Cockups like this really should lay to rest the idea some people have that the federal government is a panacea for everything.
This is very similar to one of Warren Buffett's quote about investing in companies: “I try to invest in businesses that are so wonderful that an idiot can run them. Because sooner or later, one will.”
The truth is that federal government is far from being able to be wonderful when run by idiots. The best thing to do is try things out at the state level and if it proves to be so wonderful, only then do you try to scale it to two states, then three until it is so wonderful that it can be done at the federal level.
> Cockups like this really should lay to rest the idea some people have that the federal government is a panacea for everything.
IMHO, a major reason South Korea improved so much in recent decades is, when we had idiotic/evil leaders, we didn't say "What did you expect from the government? The government can and will be run by idiots, so you should not depend on it."
Instead, we said "How come our government is run by these murders and idiots? This is unacceptable! We demand a government we can depend on!"
You keep saying the government is run by idiots, you get your government run by idiots. It's a self-fulfilling prophecy.
The problem I have with this attitude, as it plays out in the United States, is that people accept this idea as true, and so then they de-fund things until they operate poorly, they vote with apathy so you end up with idiots in control, and basically the prophecy fulfills itself.
All these things about idiots being in charge is, as Buffet said, true of companies as well. Nothing is a panacea.
You can have many companies to choose from in the market and can choose to avoid the one run by idiots. You only have one government, so if it is full of idiots, you're pretty much screwed.
I'm not every talking about government funding. I'm talking about government having too much power and control. That said, just throwing more money at the government gives zero guarantee that it will run any better. It usually will run just as poorly, but wasting more money than before.
There is nothing secret about RNA testing. Any decent lab can synthetise its own markers from a file downloaded from internet. It is like genetic research is illegal in US or what.
Offering a diagnostic test without FDA approval is illegal, for good reason (there would be companies far worse than Theranos) but clearly in an emergency regulators need to adapt.

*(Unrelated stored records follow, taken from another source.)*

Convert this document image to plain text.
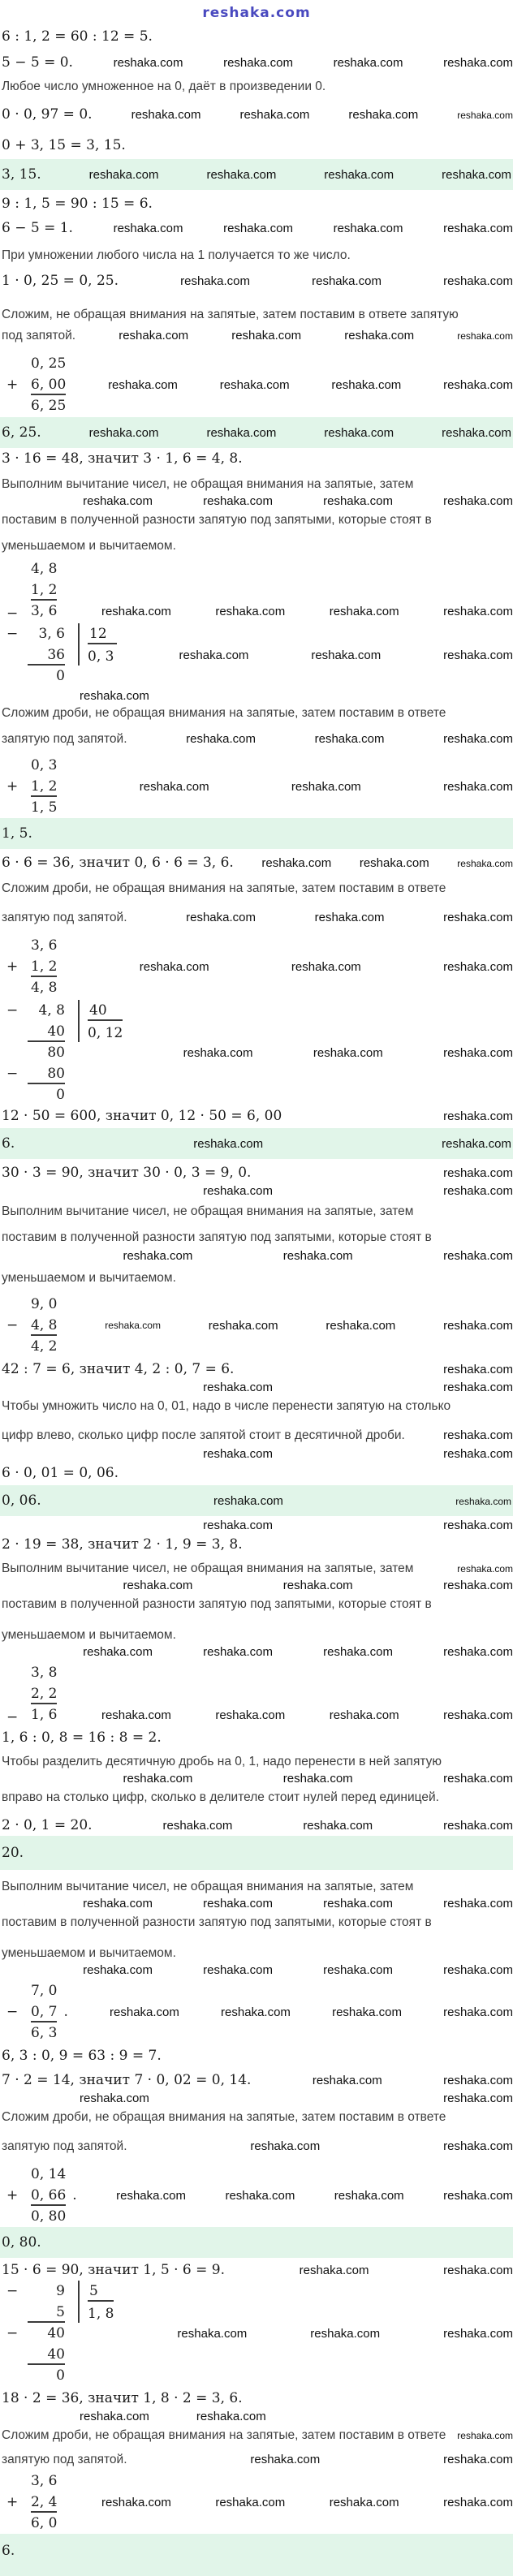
reshaka.com
6 : 1, 2 = 60 : 12 = 5.
5 − 5 = 0.	reshaka.com	reshaka.com	reshaka.com	reshaka.com
Любое число умноженное на 0, даёт в произведении 0.
0 · 0, 97 = 0.	reshaka.com	reshaka.com	reshaka.com	reshaka.com
0 + 3, 15 = 3, 15.
3, 15.	reshaka.com	reshaka.com	reshaka.com	reshaka.com
9 : 1, 5 = 90 : 15 = 6.
6 − 5 = 1.	reshaka.com	reshaka.com	reshaka.com	reshaka.com
При умножении любого числа на 1 получается то же число.
1 · 0, 25 = 0, 25.	reshaka.com	reshaka.com	reshaka.com
Сложим, не обращая внимания на запятые, затем поставим в ответе запятую
под запятой.	reshaka.com	reshaka.com	reshaka.com	reshaka.com
+
0, 25
6, 00
6, 25
reshaka.com	reshaka.com	reshaka.com	reshaka.com
6, 25.	reshaka.com	reshaka.com	reshaka.com	reshaka.com
3 · 16 = 48, значит 3 · 1, 6 = 4, 8.
Выполним вычитание чисел, не обращая внимания на запятые, затем
reshaka.com	reshaka.com	reshaka.com	reshaka.com
поставим в полученной разности запятую под запятыми, которые стоят в
уменьшаемом и вычитаемом.
−
4, 8
1, 2
3, 6	reshaka.com	reshaka.com	reshaka.com	reshaka.com
−	3, 6
36
0
12
0, 3	reshaka.com	reshaka.com	reshaka.com
reshaka.com
Сложим дроби, не обращая внимания на запятые, затем поставим в ответе
запятую под запятой.	reshaka.com	reshaka.com	reshaka.com
+
0, 3
1, 2
1, 5
reshaka.com	reshaka.com	reshaka.com
1, 5.
6 · 6 = 36, значит 0, 6 · 6 = 3, 6. reshaka.com reshaka.com	reshaka.com
Сложим дроби, не обращая внимания на запятые, затем поставим в ответе
запятую под запятой.	reshaka.com	reshaka.com	reshaka.com
+
3, 6
1, 2
4, 8
reshaka.com	reshaka.com	reshaka.com
−	4, 8
40
80
−	80
0
40
0, 12
reshaka.com	reshaka.com	reshaka.com
12 · 50 = 600, значит 0, 12 · 50 = 6, 00	reshaka.com
6.	reshaka.com	reshaka.com
30 · 3 = 90, значит 30 · 0, 3 = 9, 0.	reshaka.com
reshaka.com	reshaka.com
Выполним вычитание чисел, не обращая внимания на запятые, затем
поставим в полученной разности запятую под запятыми, которые стоят в
reshaka.com	reshaka.com	reshaka.com
уменьшаемом и вычитаемом.
−
9, 0
4, 8
4, 2
reshaka.com	reshaka.com	reshaka.com	reshaka.com
42 : 7 = 6, значит 4, 2 : 0, 7 = 6.	reshaka.com
reshaka.com	reshaka.com
Чтобы умножить число на 0, 01, надо в числе перенести запятую на столько
цифр влево, сколько цифр после запятой стоит в десятичной дроби.	reshaka.com
reshaka.com	reshaka.com
6 · 0, 01 = 0, 06.
0, 06.	reshaka.com	reshaka.com
reshaka.com	reshaka.com
2 · 19 = 38, значит 2 · 1, 9 = 3, 8.
Выполним вычитание чисел, не обращая внимания на запятые, затем	reshaka.com
reshaka.com	reshaka.com	reshaka.com
поставим в полученной разности запятую под запятыми, которые стоят в
уменьшаемом и вычитаемом.
reshaka.com	reshaka.com	reshaka.com	reshaka.com
−
3, 8
2, 2
1, 6	reshaka.com	reshaka.com	reshaka.com	reshaka.com
1, 6 : 0, 8 = 16 : 8 = 2.
Чтобы разделить десятичную дробь на 0, 1, надо перенести в ней запятую
reshaka.com	reshaka.com	reshaka.com
вправо на столько цифр, сколько в делителе стоит нулей перед единицей.
2 · 0, 1 = 20.	reshaka.com	reshaka.com	reshaka.com
20.
Выполним вычитание чисел, не обращая внимания на запятые, затем
reshaka.com	reshaka.com	reshaka.com	reshaka.com
поставим в полученной разности запятую под запятыми, которые стоят в
уменьшаемом и вычитаемом.
reshaka.com	reshaka.com	reshaka.com	reshaka.com
−
7, 0
0, 7 .
6, 3
reshaka.com	reshaka.com	reshaka.com	reshaka.com
6, 3 : 0, 9 = 63 : 9 = 7.
7 · 2 = 14, значит 7 · 0, 02 = 0, 14.	reshaka.com	reshaka.com
reshaka.com	reshaka.com
Сложим дроби, не обращая внимания на запятые, затем поставим в ответе
запятую под запятой.	reshaka.com	reshaka.com
+
0, 14
0, 66 .
0, 80
reshaka.com	reshaka.com	reshaka.com	reshaka.com
0, 80.
15 · 6 = 90, значит 1, 5 · 6 = 9.	reshaka.com	reshaka.com
−	9
5
−	40
40
0
5
1, 8
reshaka.com	reshaka.com	reshaka.com
18 · 2 = 36, значит 1, 8 · 2 = 3, 6.
reshaka.com	reshaka.com
Сложим дроби, не обращая внимания на запятые, затем поставим в ответе reshaka.com
запятую под запятой.	reshaka.com	reshaka.com
+
3, 6
2, 4
6, 0
reshaka.com	reshaka.com	reshaka.com	reshaka.com
6.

In Arizona, Mayo Clinic, Sonora Quest Laboratories, and the Translational Genomics Research Institute in Flagstaff are rolling out their own tests. Official test kits from the CDC are in woefully short supply, under 200 right now, and only being used for people showing significant symptoms. According to a news article the new tests will use a technique similar to the CDC test known as reverse transcription polymerase chain reaction, otherwise shortened to RT-PCR
2) The reagents needed for the testing are also in extremely short supply, and labs are having a hard time getting more. So, you can develop a test, but your testing capacity will remain limited.
It's sarcasm. If Boeing's "High Quality" software kills people and they get dragged before congress, why isn't Tesla getting the same treatment when their software has also killed?

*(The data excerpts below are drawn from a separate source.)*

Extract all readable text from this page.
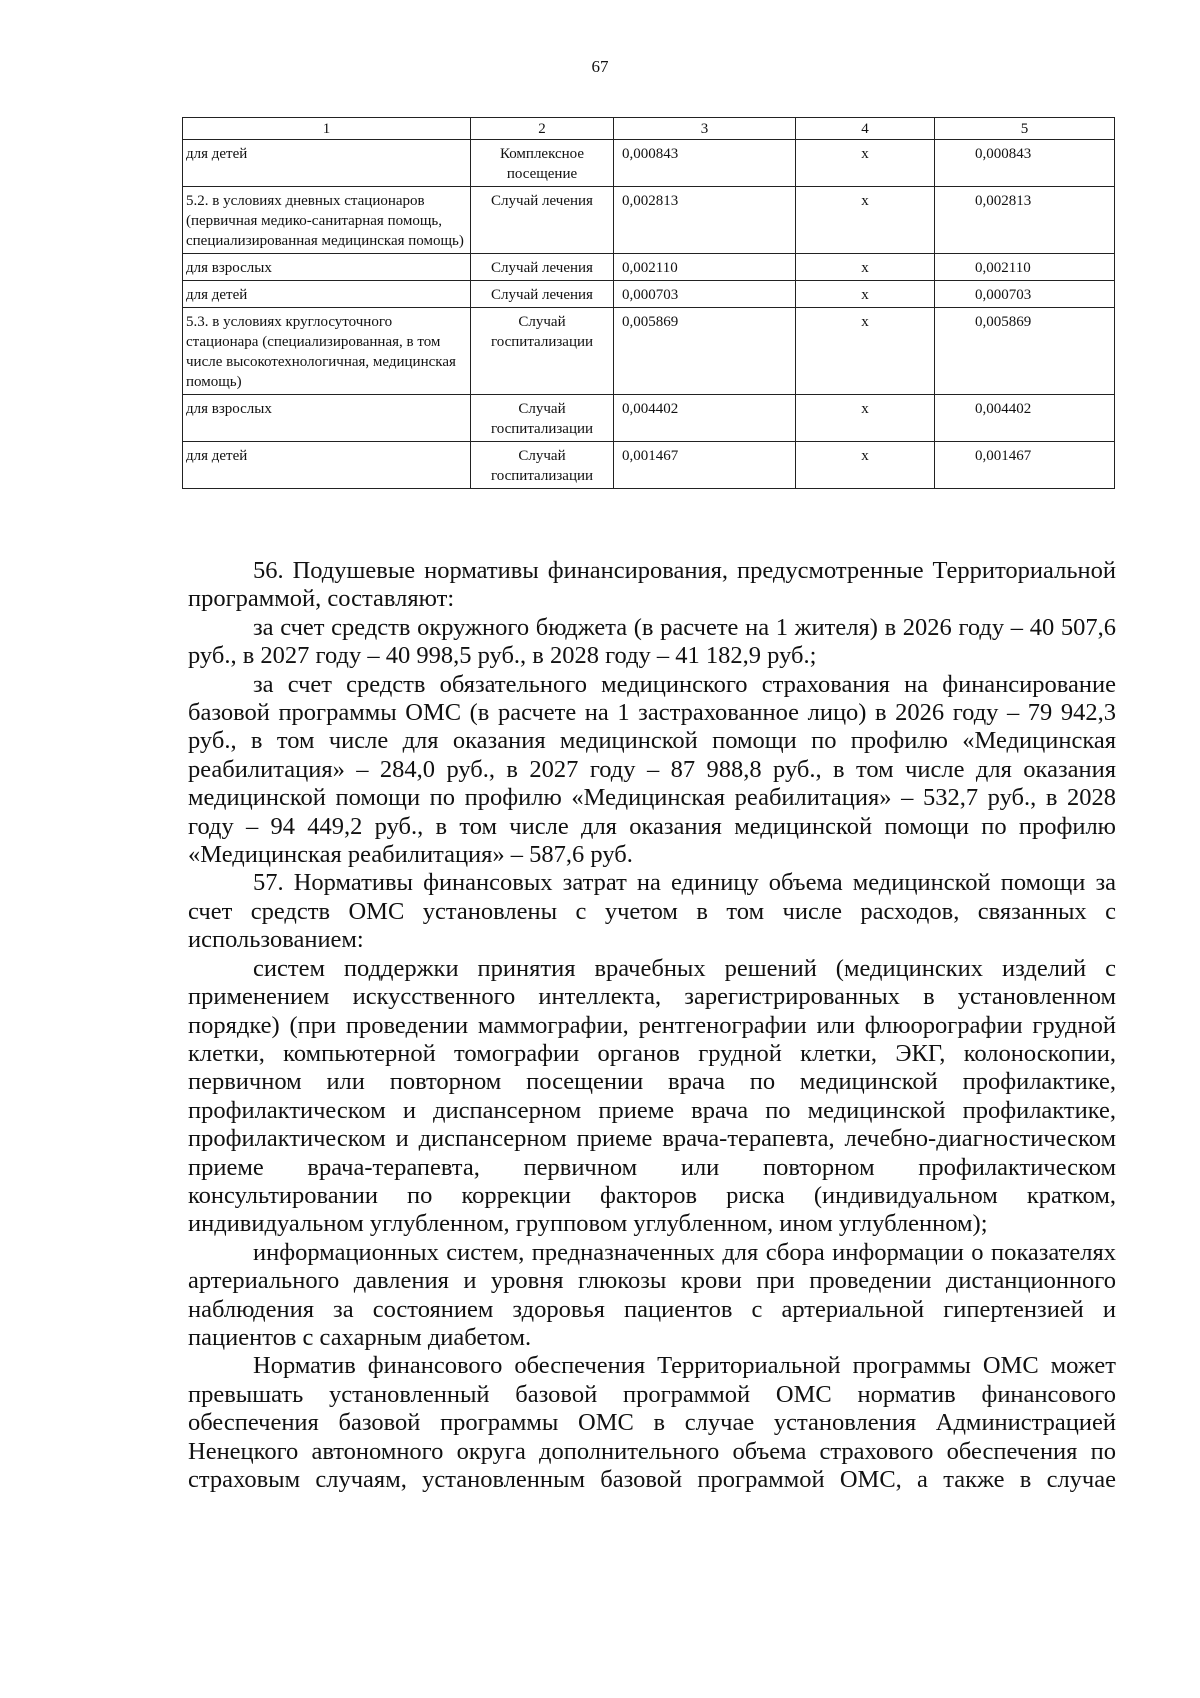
67
1	2	3	4	5
для детей	Комплексное посещение	0,000843	x	0,000843
5.2. в условиях дневных стационаров (первичная медико-санитарная помощь, специализированная медицинская помощь)	Случай лечения	0,002813	x	0,002813
для взрослых	Случай лечения	0,002110	x	0,002110
для детей	Случай лечения	0,000703	x	0,000703
5.3. в условиях круглосуточного стационара (специализированная, в том числе высокотехнологичная, медицинская помощь)	Случай госпитализации	0,005869	x	0,005869
для взрослых	Случай госпитализации	0,004402	x	0,004402
для детей	Случай госпитализации	0,001467	x	0,001467

56. Подушевые нормативы финансирования, предусмотренные Территориальной программой, составляют:

за счет средств окружного бюджета (в расчете на 1 жителя) в 2026 году – 40 507,6 руб., в 2027 году – 40 998,5 руб., в 2028 году – 41 182,9 руб.;

за счет средств обязательного медицинского страхования на финансирование базовой программы ОМС (в расчете на 1 застрахованное лицо) в 2026 году – 79 942,3 руб., в том числе для оказания медицинской помощи по профилю «Медицинская реабилитация» – 284,0 руб., в 2027 году – 87 988,8 руб., в том числе для оказания медицинской помощи по профилю «Медицинская реабилитация» – 532,7 руб., в 2028 году – 94 449,2 руб., в том числе для оказания медицинской помощи по профилю «Медицинская реабилитация» – 587,6 руб.

57. Нормативы финансовых затрат на единицу объема медицинской помощи за счет средств ОМС установлены с учетом в том числе расходов, связанных с использованием:

систем поддержки принятия врачебных решений (медицинских изделий с применением искусственного интеллекта, зарегистрированных в установленном порядке) (при проведении маммографии, рентгенографии или флюорографии грудной клетки, компьютерной томографии органов грудной клетки, ЭКГ, колоноскопии, первичном или повторном посещении врача по медицинской профилактике, профилактическом и диспансерном приеме врача по медицинской профилактике, профилактическом и диспансерном приеме врача-терапевта, лечебно-диагностическом приеме врача-терапевта, первичном или повторном профилактическом консультировании по коррекции факторов риска (индивидуальном кратком, индивидуальном углубленном, групповом углубленном, ином углубленном);

информационных систем, предназначенных для сбора информации о показателях артериального давления и уровня глюкозы крови при проведении дистанционного наблюдения за состоянием здоровья пациентов с артериальной гипертензией и пациентов с сахарным диабетом.

Норматив финансового обеспечения Территориальной программы ОМС может превышать установленный базовой программой ОМС норматив финансового обеспечения базовой программы ОМС в случае установления Администрацией Ненецкого автономного округа дополнительного объема страхового обеспечения по страховым случаям, установленным базовой программой ОМС, а также в случае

Because comparisons without baselines are silly. Boeing's 737 Max is compared to the industry average, which is amazingly good.
Tesla is compared to the industry average that is so bad that it kills a 737 load of passengers every hour. Tesla is better than average in that industry.
It is fair to debate why and whether or not Tesla could be even more above average, but that is the baseline.
Tesla has thousands of employees, sells thousands of cars and sometimes even makes money. I can't believe they still get away with "Sorry, we messed up, but we're a startup after all"
Honestly there are people who just do not care. Article has interesting content. But political stuff is just like ads, you ignore it, or go away if it becomes too annoying.
I am not even from US, we have universal healthcare, but it is even more broken than yours.
But genociding your engineers is probably not best idea.